Esto requiere a su vez que los estudiantes (y los profesores) de las Facultades de Filosofía, de Derecho y de humanidades en general dejen de mecerse también en la comodidad de que su tarea no trasciende lo académico (que no son médicos o arquitectos) y en el demasiado frecuente aún y autocomplaciente desprecio de lo tecnológico, desde una supuesta superioridad o independencia de ‘las letras’. Ha llegado la hora del fin de las quejas de quienes se dicen ‘de ciencias’, rechazando la atención a las exigencias ortográficas o sintácticas, y las de quienes se dicen ‘de letras’ y casi se ufanan de ser incapaces de hacer una operación matemática básica.
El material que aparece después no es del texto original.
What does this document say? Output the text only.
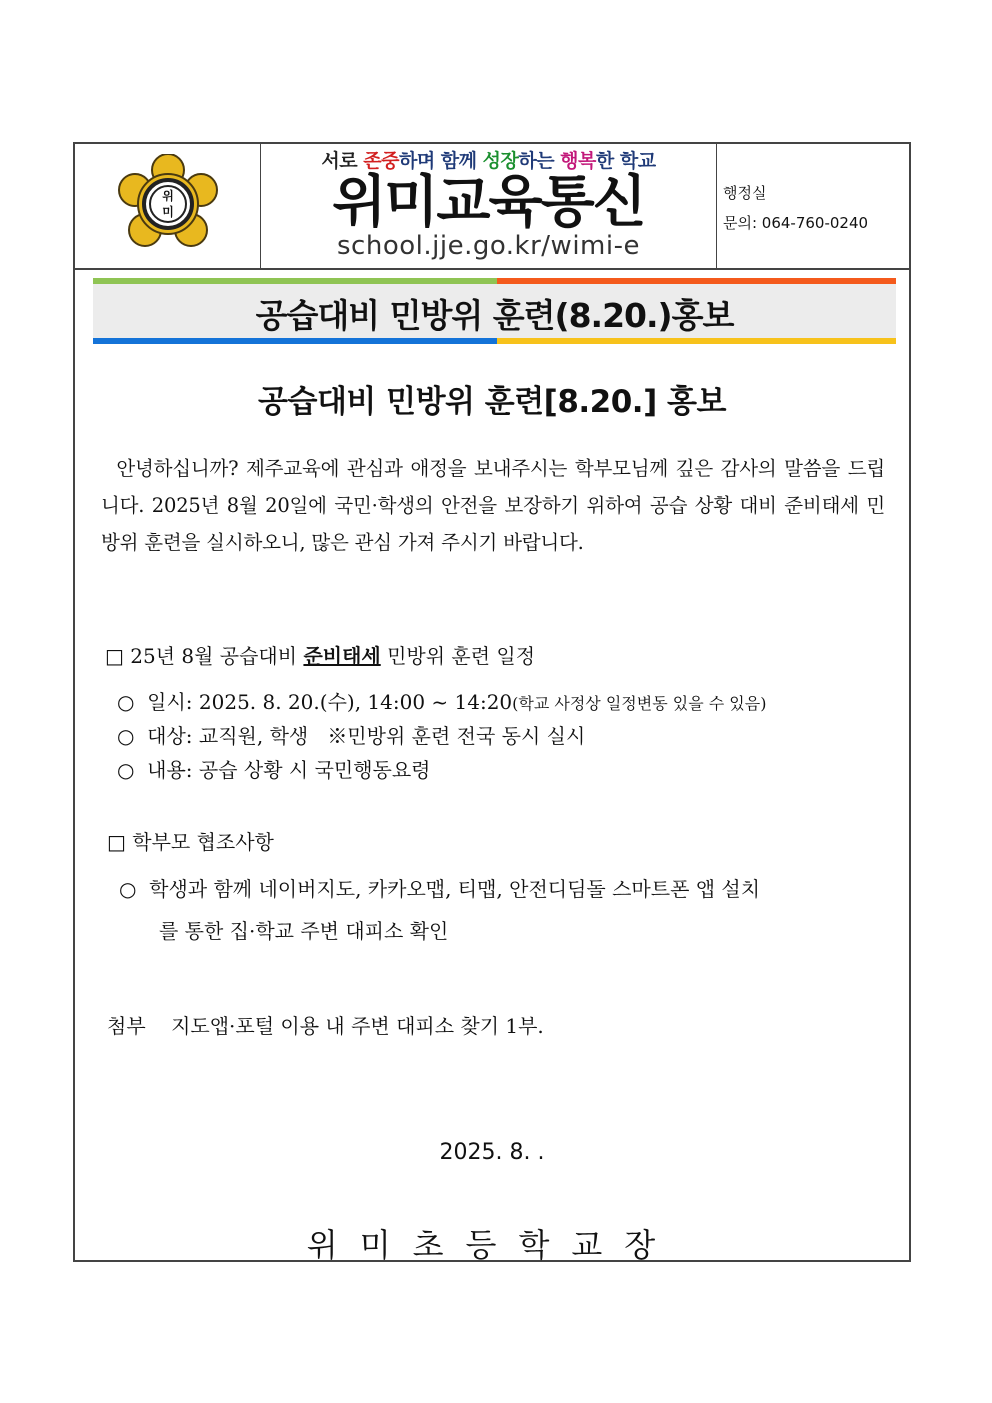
위
미
서로 존중하며 함께 성장하는 행복한 학교
위미교육통신
school.jje.go.kr/wimi-e
행정실
문의: 064-760-0240
공습대비 민방위 훈련(8.20.)홍보
공습대비 민방위 훈련[8.20.] 홍보
안녕하십니까? 제주교육에 관심과 애정을 보내주시는 학부모님께 깊은 감사의 말씀을 드립니다. 2025년 8월 20일에 국민·학생의 안전을 보장하기 위하여 공습 상황 대비 준비태세 민방위 훈련을 실시하오니, 많은 관심 가져 주시기 바랍니다.
□ 25년 8월 공습대비 준비태세 민방위 훈련 일정
○ 일시: 2025. 8. 20.(수), 14:00 ~ 14:20(학교 사정상 일정변동 있을 수 있음)
○ 대상: 교직원, 학생 ※민방위 훈련 전국 동시 실시
○ 내용: 공습 상황 시 국민행동요령
□ 학부모 협조사항
○ 학생과 함께 네이버지도, 카카오맵, 티맵, 안전디딤돌 스마트폰 앱 설치
를 통한 집·학교 주변 대피소 확인
첨부 지도앱·포털 이용 내 주변 대피소 찾기 1부.
2025. 8. .
위미초등학교장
Ingenieros, matemáticos e informáticos no pueden ser los únicos artífices de la IA. No puede ser su campo exclusivo. En la IA del lenguaje, como el ChatGPT, también trabajan expertos en lenguaje natural, sí. Pues bien, tanto todos ellos como las empresas tendrán que aceptar y tomar en consideración lo que diga la Ética, aunque eso les suponga complejidad añadida a su trabajo o incluso limitaciones a las posibilidades de lo que inventan. En determinados momentos un médico, un profesor o un juez desearían que hubiera algún algoritmo que resolviera sus problemas deontológicos. Creemos que no lo hay y que no es deseable que lo haya, aunque quizá están usándose ya sin que la mayoría tengamos conciencia de ello, como expuso Cathy O’Neil en Armas de destrucción matemática hace nada menos que cinco años ya.

Por tanto, esas ciencias y esos expertos que están hoy desarrollando las llamadas IA tienen que aceptar la intervención en el proceso de otros expertos de corte muy diferente. Es necesario y urgente que aprendan a valorar, unos y otros, las aportaciones que desde su exclusivo punto de vista experto no son valiosas. Porque sí lo son, las unas (humanísticas) tanto como las otras (tecnológicas).